Oj naczekałam się na tego boxa solidnie. Normalnie przychodzą na początku miesiąca, tym razem opóźnienie trwało ponad trzy tygodnie. I niby dostałam na początku maila, że może być opóźniona w związku z tajfunami jakie przeszły przez Japonię pod koniec września/początek października (może coś Wam się obiło o uszy), ale mimo wszystko trzy tygodnie?...
No ale nic to, pudełeczko w końcu jest już u mnie i mogę pokazać, czy tym razem uraczyła mnie ekipa #nmnl.
Jeżeli chcecie zobaczyć, co było w edycji wrześniowej i październikowej, wystarczy kliknąć w linki przy miesiącach, tam też są już informacje o idei #nmnl, no i kod rabatowy na pierwsze pudełko.
A teraz trochę o zawartości.
I na początek są dwa rozświetlacze z firmy C-TIVE. Firma została założona przez japońską celebrytkę, która jest jednocześnie aktorką, wokalistką, modelką i dodatkowo tańczy zawodowo - Chiaki Ito oraz słynną w Kraju Kwitnącej Wiśni wizażystkę aktorów - Igari Shinobu.

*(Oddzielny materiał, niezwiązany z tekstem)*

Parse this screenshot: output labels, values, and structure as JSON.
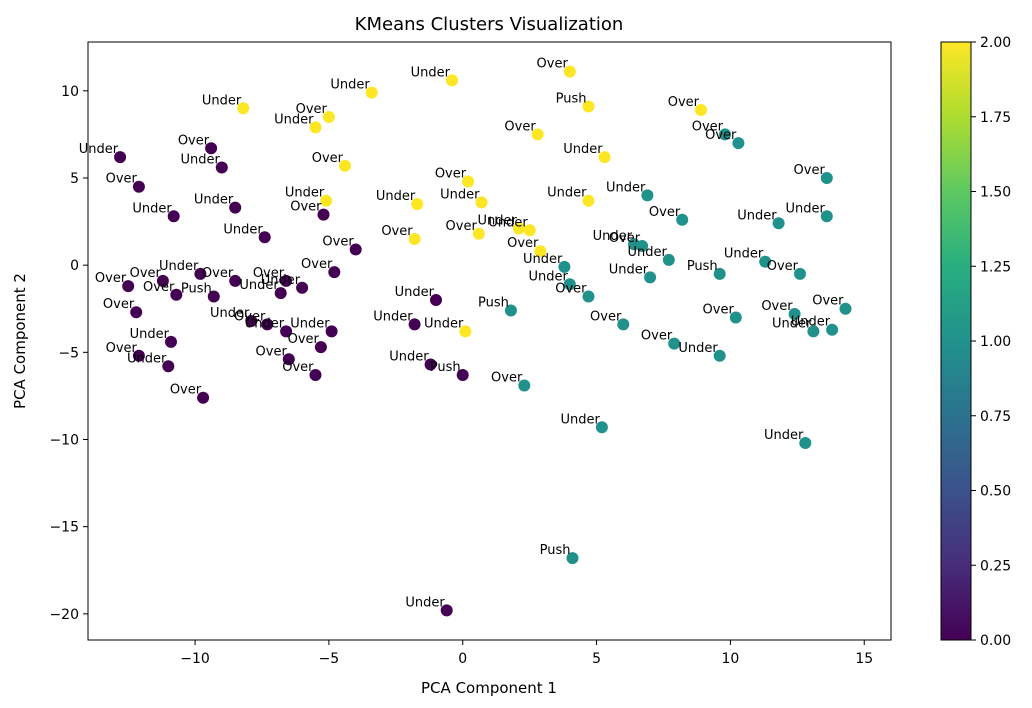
{
  "chart_data": {
    "type": "scatter",
    "title": "KMeans Clusters Visualization",
    "xlabel": "PCA Component 1",
    "ylabel": "PCA Component 2",
    "xlim": [
      -14,
      16
    ],
    "ylim": [
      -21.5,
      12.8
    ],
    "xticks": [
      -10,
      -5,
      0,
      5,
      10,
      15
    ],
    "yticks": [
      10,
      5,
      0,
      -5,
      -10,
      -15,
      -20
    ],
    "xtick_labels": [
      "−10",
      "−5",
      "0",
      "5",
      "10",
      "15"
    ],
    "ytick_labels": [
      "10",
      "5",
      "0",
      "−5",
      "−10",
      "−15",
      "−20"
    ],
    "grid": false,
    "colorbar": {
      "min": 0.0,
      "max": 2.0,
      "ticks": [
        "0.00",
        "0.25",
        "0.50",
        "0.75",
        "1.00",
        "1.25",
        "1.50",
        "1.75",
        "2.00"
      ],
      "colormap": "viridis"
    },
    "cluster_colors": [
      "#440154",
      "#21918c",
      "#fde725"
    ],
    "points": [
      {
        "x": -12.8,
        "y": 6.2,
        "cluster": 0,
        "label": "Under"
      },
      {
        "x": -12.1,
        "y": 4.5,
        "cluster": 0,
        "label": "Over"
      },
      {
        "x": -10.8,
        "y": 2.8,
        "cluster": 0,
        "label": "Under"
      },
      {
        "x": -9.4,
        "y": 6.7,
        "cluster": 0,
        "label": "Over"
      },
      {
        "x": -9.0,
        "y": 5.6,
        "cluster": 0,
        "label": "Under"
      },
      {
        "x": -8.5,
        "y": 3.3,
        "cluster": 0,
        "label": "Under"
      },
      {
        "x": -7.4,
        "y": 1.6,
        "cluster": 0,
        "label": "Under"
      },
      {
        "x": -5.2,
        "y": 2.9,
        "cluster": 0,
        "label": "Over"
      },
      {
        "x": -4.0,
        "y": 0.9,
        "cluster": 0,
        "label": "Over"
      },
      {
        "x": -12.5,
        "y": -1.2,
        "cluster": 0,
        "label": "Over"
      },
      {
        "x": -11.2,
        "y": -0.9,
        "cluster": 0,
        "label": "Over"
      },
      {
        "x": -10.7,
        "y": -1.7,
        "cluster": 0,
        "label": "Over"
      },
      {
        "x": -9.8,
        "y": -0.5,
        "cluster": 0,
        "label": "Under"
      },
      {
        "x": -9.3,
        "y": -1.8,
        "cluster": 0,
        "label": "Push"
      },
      {
        "x": -8.5,
        "y": -0.9,
        "cluster": 0,
        "label": "Over"
      },
      {
        "x": -6.6,
        "y": -0.9,
        "cluster": 0,
        "label": "Over"
      },
      {
        "x": -6.8,
        "y": -1.6,
        "cluster": 0,
        "label": "Under"
      },
      {
        "x": -6.0,
        "y": -1.3,
        "cluster": 0,
        "label": "Under"
      },
      {
        "x": -4.8,
        "y": -0.4,
        "cluster": 0,
        "label": "Over"
      },
      {
        "x": -12.2,
        "y": -2.7,
        "cluster": 0,
        "label": "Over"
      },
      {
        "x": -10.9,
        "y": -4.4,
        "cluster": 0,
        "label": "Under"
      },
      {
        "x": -12.1,
        "y": -5.2,
        "cluster": 0,
        "label": "Over"
      },
      {
        "x": -11.0,
        "y": -5.8,
        "cluster": 0,
        "label": "Under"
      },
      {
        "x": -9.7,
        "y": -7.6,
        "cluster": 0,
        "label": "Over"
      },
      {
        "x": -7.9,
        "y": -3.2,
        "cluster": 0,
        "label": "Under"
      },
      {
        "x": -7.3,
        "y": -3.4,
        "cluster": 0,
        "label": "Over"
      },
      {
        "x": -6.6,
        "y": -3.8,
        "cluster": 0,
        "label": "Under"
      },
      {
        "x": -4.9,
        "y": -3.8,
        "cluster": 0,
        "label": "Under"
      },
      {
        "x": -5.3,
        "y": -4.7,
        "cluster": 0,
        "label": "Over"
      },
      {
        "x": -6.5,
        "y": -5.4,
        "cluster": 0,
        "label": "Over"
      },
      {
        "x": -5.5,
        "y": -6.3,
        "cluster": 0,
        "label": "Over"
      },
      {
        "x": -1.0,
        "y": -2.0,
        "cluster": 0,
        "label": "Under"
      },
      {
        "x": -1.8,
        "y": -3.4,
        "cluster": 0,
        "label": "Under"
      },
      {
        "x": -1.2,
        "y": -5.7,
        "cluster": 0,
        "label": "Under"
      },
      {
        "x": 0.0,
        "y": -6.3,
        "cluster": 0,
        "label": "Push"
      },
      {
        "x": -0.6,
        "y": -19.8,
        "cluster": 0,
        "label": "Under"
      },
      {
        "x": -8.2,
        "y": 9.0,
        "cluster": 2,
        "label": "Under"
      },
      {
        "x": -3.4,
        "y": 9.9,
        "cluster": 2,
        "label": "Under"
      },
      {
        "x": -0.4,
        "y": 10.6,
        "cluster": 2,
        "label": "Under"
      },
      {
        "x": -5.0,
        "y": 8.5,
        "cluster": 2,
        "label": "Over"
      },
      {
        "x": -5.5,
        "y": 7.9,
        "cluster": 2,
        "label": "Under"
      },
      {
        "x": -4.4,
        "y": 5.7,
        "cluster": 2,
        "label": "Over"
      },
      {
        "x": -5.1,
        "y": 3.7,
        "cluster": 2,
        "label": "Under"
      },
      {
        "x": -1.7,
        "y": 3.5,
        "cluster": 2,
        "label": "Under"
      },
      {
        "x": 0.2,
        "y": 4.8,
        "cluster": 2,
        "label": "Over"
      },
      {
        "x": 0.7,
        "y": 3.6,
        "cluster": 2,
        "label": "Under"
      },
      {
        "x": -1.8,
        "y": 1.5,
        "cluster": 2,
        "label": "Over"
      },
      {
        "x": 0.6,
        "y": 1.8,
        "cluster": 2,
        "label": "Over"
      },
      {
        "x": 2.1,
        "y": 2.1,
        "cluster": 2,
        "label": "Under"
      },
      {
        "x": 2.5,
        "y": 2.0,
        "cluster": 2,
        "label": "Under"
      },
      {
        "x": 2.9,
        "y": 0.8,
        "cluster": 2,
        "label": "Over"
      },
      {
        "x": 2.8,
        "y": 7.5,
        "cluster": 2,
        "label": "Over"
      },
      {
        "x": 4.0,
        "y": 11.1,
        "cluster": 2,
        "label": "Over"
      },
      {
        "x": 4.7,
        "y": 9.1,
        "cluster": 2,
        "label": "Push"
      },
      {
        "x": 5.3,
        "y": 6.2,
        "cluster": 2,
        "label": "Under"
      },
      {
        "x": 4.7,
        "y": 3.7,
        "cluster": 2,
        "label": "Under"
      },
      {
        "x": 8.9,
        "y": 8.9,
        "cluster": 2,
        "label": "Over"
      },
      {
        "x": 0.1,
        "y": -3.8,
        "cluster": 2,
        "label": "Under"
      },
      {
        "x": 9.8,
        "y": 7.5,
        "cluster": 1,
        "label": "Over"
      },
      {
        "x": 10.3,
        "y": 7.0,
        "cluster": 1,
        "label": "Over"
      },
      {
        "x": 13.6,
        "y": 5.0,
        "cluster": 1,
        "label": "Over"
      },
      {
        "x": 13.6,
        "y": 2.8,
        "cluster": 1,
        "label": "Under"
      },
      {
        "x": 11.8,
        "y": 2.4,
        "cluster": 1,
        "label": "Under"
      },
      {
        "x": 6.9,
        "y": 4.0,
        "cluster": 1,
        "label": "Under"
      },
      {
        "x": 8.2,
        "y": 2.6,
        "cluster": 1,
        "label": "Over"
      },
      {
        "x": 6.4,
        "y": 1.2,
        "cluster": 1,
        "label": "Under"
      },
      {
        "x": 6.7,
        "y": 1.1,
        "cluster": 1,
        "label": "Over"
      },
      {
        "x": 7.7,
        "y": 0.3,
        "cluster": 1,
        "label": "Under"
      },
      {
        "x": 3.8,
        "y": -0.1,
        "cluster": 1,
        "label": "Under"
      },
      {
        "x": 4.0,
        "y": -1.1,
        "cluster": 1,
        "label": "Under"
      },
      {
        "x": 4.7,
        "y": -1.8,
        "cluster": 1,
        "label": "Over"
      },
      {
        "x": 7.0,
        "y": -0.7,
        "cluster": 1,
        "label": "Under"
      },
      {
        "x": 9.6,
        "y": -0.5,
        "cluster": 1,
        "label": "Push"
      },
      {
        "x": 11.3,
        "y": 0.2,
        "cluster": 1,
        "label": "Under"
      },
      {
        "x": 12.6,
        "y": -0.5,
        "cluster": 1,
        "label": "Over"
      },
      {
        "x": 1.8,
        "y": -2.6,
        "cluster": 1,
        "label": "Push"
      },
      {
        "x": 6.0,
        "y": -3.4,
        "cluster": 1,
        "label": "Over"
      },
      {
        "x": 7.9,
        "y": -4.5,
        "cluster": 1,
        "label": "Over"
      },
      {
        "x": 9.6,
        "y": -5.2,
        "cluster": 1,
        "label": "Under"
      },
      {
        "x": 10.2,
        "y": -3.0,
        "cluster": 1,
        "label": "Over"
      },
      {
        "x": 12.4,
        "y": -2.8,
        "cluster": 1,
        "label": "Over"
      },
      {
        "x": 13.1,
        "y": -3.8,
        "cluster": 1,
        "label": "Under"
      },
      {
        "x": 13.8,
        "y": -3.7,
        "cluster": 1,
        "label": "Under"
      },
      {
        "x": 14.3,
        "y": -2.5,
        "cluster": 1,
        "label": "Over"
      },
      {
        "x": 2.3,
        "y": -6.9,
        "cluster": 1,
        "label": "Over"
      },
      {
        "x": 5.2,
        "y": -9.3,
        "cluster": 1,
        "label": "Under"
      },
      {
        "x": 12.8,
        "y": -10.2,
        "cluster": 1,
        "label": "Under"
      },
      {
        "x": 4.1,
        "y": -16.8,
        "cluster": 1,
        "label": "Push"
      }
    ]
  }
}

SWEET MAISON Macaraoon bath bomb. Kula kąpielowa w kształcie francuskiego makaroniku o pięknym zapachu zielonej herbaty. Nie mogę się zdecydować, żeby jej użyć, bo jest tak ładnie zapakowana, że aż mi szkoda tego niszczyć...

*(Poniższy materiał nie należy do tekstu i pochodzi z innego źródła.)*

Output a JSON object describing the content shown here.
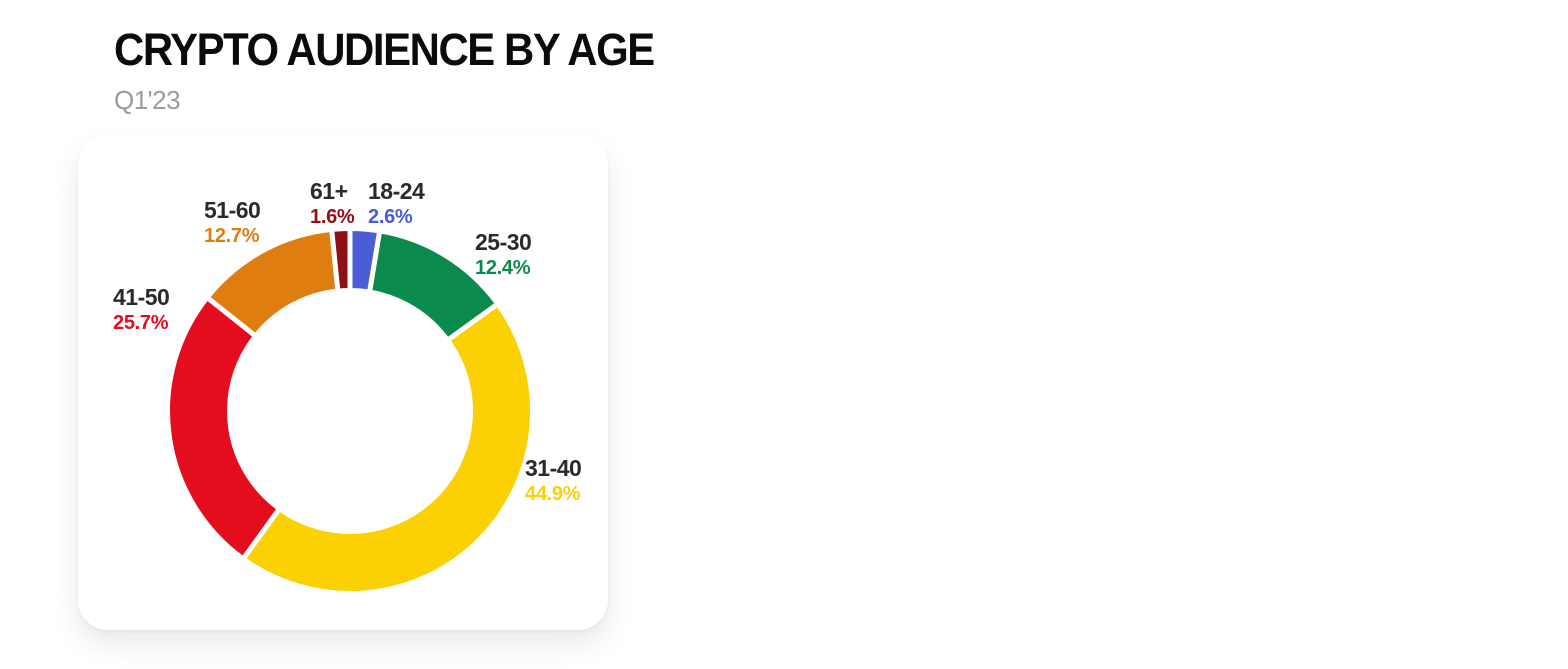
{
  "page": {
    "title": "CRYPTO AUDIENCE BY AGE",
    "subtitle": "Q1'23"
  },
  "chart_data": {
    "type": "pie",
    "variant": "donut",
    "title": "CRYPTO AUDIENCE BY AGE",
    "subtitle": "Q1'23",
    "unit": "percent",
    "start_angle_deg": 0,
    "direction": "clockwise",
    "legend_position": "labels-around-donut",
    "slices": [
      {
        "label": "18-24",
        "value": 2.6,
        "display": "2.6%",
        "color": "#4A5CD6"
      },
      {
        "label": "25-30",
        "value": 12.4,
        "display": "12.4%",
        "color": "#0A8A4D"
      },
      {
        "label": "31-40",
        "value": 44.9,
        "display": "44.9%",
        "color": "#FCD103"
      },
      {
        "label": "41-50",
        "value": 25.7,
        "display": "25.7%",
        "color": "#E30D1D"
      },
      {
        "label": "51-60",
        "value": 12.7,
        "display": "12.7%",
        "color": "#E07D10"
      },
      {
        "label": "61+",
        "value": 1.6,
        "display": "1.6%",
        "color": "#8F1014"
      }
    ]
  }
}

WITCH'S POUCH Peach Hand Cream. Azjatyckie kremy do rąk bardzo często spotykam w takiej
małej formie. Niby fajnie, bo do torebki, ale w tym przypadku żałuję, że jest tak mały. Nie chodzi już o cenę, ale o to, jak dobrze nawilża i pachnie cudownie, brzoskwiniowo. Nie jest to sztuczny owocowy zapach, jest to aromat dojrzałej brzoskwini, którą chce się właśnie zjeść!
BE CREATION Hand Mask. Maska do rąk zawarta w rękawiczkach. Muszę przyznać, że to bardzo wygodne rozwiązania, maski w rękawiczkach, czy jak w przypadku stóp - w skarpetkach. Przy moich przesuszonych dłoniach jest to coś, czego na pewno użyję i mam nadzieję, że spełni pokładane nadzieje.
Tak przedstawia się zawartość listopadowego pudełka. A Wam, jak się podoba?
Brak komentarzy:
Publikowanie komentarza
Dziękuję za każdy komentarz, to mocno motywuje.
Będzie mi również bardzo miło jeśli zaobserwujesz mojego bloga. :)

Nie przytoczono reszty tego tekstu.